Yo sé que las cosas se hacen por bien, pero a las personas normales nos cuesta un tiempo adaptarnos a las nuevas rutinas, y eso de ir en el coche mirando las señales de tráfico nos supone un sacrificio importante. Sí, lo hacemos fuera del pueblo, pero tener que hacerlo aquí es como un plus de esfuerzo añadido.

Y es que, cuando ya te habías medio acostumbrado a que no podías ir de un tirón de la calle Luis Pascual a La Zafra, dos vías importantes que se cortaban unos metros antes de su recorrido completo para obligarnos a recordar dónde está el Centro de Mayores, o que Dos de Mayo había pasado a ser mitad en un sentido y mitad en el otro, ¡ZAS!, otro cambio nos obliga de nuevo a agudizar los sentidos o a practicar el sano deporte de andar, fin último, creo yo, que persiguen nuestras autoridades, con buen criterio, por cierto, en materia de salud ciudadana.

Es verdad que llevamos una época movidita con el tráfico. Todo empezó con las obras de la Plaza del Carmen, y es que todo el mundo entiende que la circulación, obligatoriamente, tenía que adaptarse a las necesidades del momento. Pero si mal no recuerdo, el proyecto contemplaba que la calle de El Molino sería de subida hasta la Plaza del Carmen. Sin embargo, en el último momento hubo cambio de criterio y, lo que era de subida, fue de bajada y, por consiguiente, había que reordenar el tráfico en buena parte de la zona centro.

Al parecer, la reordenación fue un poco precipitada, puesto que solo una semana después se han introducido nuevos cambios.

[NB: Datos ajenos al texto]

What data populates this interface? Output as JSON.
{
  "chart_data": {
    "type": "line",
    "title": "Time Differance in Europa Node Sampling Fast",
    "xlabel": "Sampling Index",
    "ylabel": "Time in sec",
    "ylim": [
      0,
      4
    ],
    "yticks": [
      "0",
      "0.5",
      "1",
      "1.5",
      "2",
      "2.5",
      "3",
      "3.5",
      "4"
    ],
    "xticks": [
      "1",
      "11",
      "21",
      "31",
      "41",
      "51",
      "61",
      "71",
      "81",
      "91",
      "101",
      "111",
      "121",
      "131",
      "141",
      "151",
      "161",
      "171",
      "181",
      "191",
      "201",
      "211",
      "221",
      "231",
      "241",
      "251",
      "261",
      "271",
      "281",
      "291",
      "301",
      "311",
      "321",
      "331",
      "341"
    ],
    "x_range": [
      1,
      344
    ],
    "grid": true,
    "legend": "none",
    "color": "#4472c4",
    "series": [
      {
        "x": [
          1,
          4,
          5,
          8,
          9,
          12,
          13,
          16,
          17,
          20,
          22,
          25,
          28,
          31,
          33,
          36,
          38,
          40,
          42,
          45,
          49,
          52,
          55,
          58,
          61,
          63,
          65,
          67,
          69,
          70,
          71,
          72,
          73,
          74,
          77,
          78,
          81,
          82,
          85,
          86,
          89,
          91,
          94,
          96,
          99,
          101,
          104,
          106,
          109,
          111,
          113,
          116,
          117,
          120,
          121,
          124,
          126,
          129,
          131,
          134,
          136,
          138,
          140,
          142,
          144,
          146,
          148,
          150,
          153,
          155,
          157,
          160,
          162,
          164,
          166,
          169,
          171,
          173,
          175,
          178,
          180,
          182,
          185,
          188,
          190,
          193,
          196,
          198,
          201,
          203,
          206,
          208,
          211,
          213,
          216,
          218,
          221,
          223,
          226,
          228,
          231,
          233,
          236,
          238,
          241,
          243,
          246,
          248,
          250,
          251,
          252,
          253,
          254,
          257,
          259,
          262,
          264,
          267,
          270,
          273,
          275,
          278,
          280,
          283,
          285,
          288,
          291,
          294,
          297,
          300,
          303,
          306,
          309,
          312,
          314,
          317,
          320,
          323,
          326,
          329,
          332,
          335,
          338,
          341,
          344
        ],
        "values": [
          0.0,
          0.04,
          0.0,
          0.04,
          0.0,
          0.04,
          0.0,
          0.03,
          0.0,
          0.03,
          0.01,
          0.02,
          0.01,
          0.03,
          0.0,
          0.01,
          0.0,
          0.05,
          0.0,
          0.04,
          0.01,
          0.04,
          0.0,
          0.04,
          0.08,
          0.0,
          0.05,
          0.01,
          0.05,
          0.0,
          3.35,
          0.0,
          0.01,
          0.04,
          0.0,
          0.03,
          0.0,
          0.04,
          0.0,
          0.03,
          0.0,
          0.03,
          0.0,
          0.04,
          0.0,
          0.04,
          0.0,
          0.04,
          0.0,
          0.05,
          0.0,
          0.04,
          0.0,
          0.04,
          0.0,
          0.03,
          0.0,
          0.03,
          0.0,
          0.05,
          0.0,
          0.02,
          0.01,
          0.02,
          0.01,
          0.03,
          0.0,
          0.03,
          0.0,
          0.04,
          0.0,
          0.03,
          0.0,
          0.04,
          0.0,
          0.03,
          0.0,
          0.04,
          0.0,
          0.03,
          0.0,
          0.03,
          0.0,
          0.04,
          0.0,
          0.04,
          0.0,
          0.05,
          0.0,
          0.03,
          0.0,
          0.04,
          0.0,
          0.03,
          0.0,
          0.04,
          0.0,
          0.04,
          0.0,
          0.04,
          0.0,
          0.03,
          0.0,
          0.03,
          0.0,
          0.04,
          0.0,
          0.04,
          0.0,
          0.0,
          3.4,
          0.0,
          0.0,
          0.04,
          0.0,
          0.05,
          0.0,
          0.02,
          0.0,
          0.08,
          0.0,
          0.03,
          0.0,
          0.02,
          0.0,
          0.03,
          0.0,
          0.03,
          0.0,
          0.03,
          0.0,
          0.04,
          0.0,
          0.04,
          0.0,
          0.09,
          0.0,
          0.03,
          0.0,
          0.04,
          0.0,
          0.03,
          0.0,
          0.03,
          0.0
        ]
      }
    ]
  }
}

No sé si serán las últimas modificaciones, pero lo cierto es que estos días es muy habitual ver vehículos dando la vuelta en mitad de la calle (como me pasó a mí), o transitando tan felices sin ser conscientes de que van por dirección prohibida. Si somos realistas, los conductores somos los que tenemos que fijarnos en las señales, y aunque está bien echarle la culpa al concejal de turno, también hay que ser honestos y aceptar nuestra parte (importante) de culpa.

Pero al margen de todo esto, no es menos cierto que los cambios que se están haciendo en el centro neurálgico del pueblo son de mucho calado, y se tienen que llevar a cabo tras mucho estudio y una vez que todas las opciones están contempladas. Ni que decir tiene que el cambio de sentido de una sola vía influye en el global, por lo que un solo cambio genera una cascada de afecciones en las calles adyacentes, y estas en las suyas, y así sucesivamente. De hecho, la reordenación del tráfico se suele encargar a empresas especializadas, puesto que se trata de un rompecabezas en el que no siempre encajan todas las piezas, como parece ser el caso…

Pues venga, ánimo a los conductores caudetanos, que cualquier día nos sabemos ya el sentido de todas las calles. Eso sí, mucha precaución, no corráis, y mirad bien por todas partes.

Vamos, como si nos fuésemos a examinar del carné otra vez.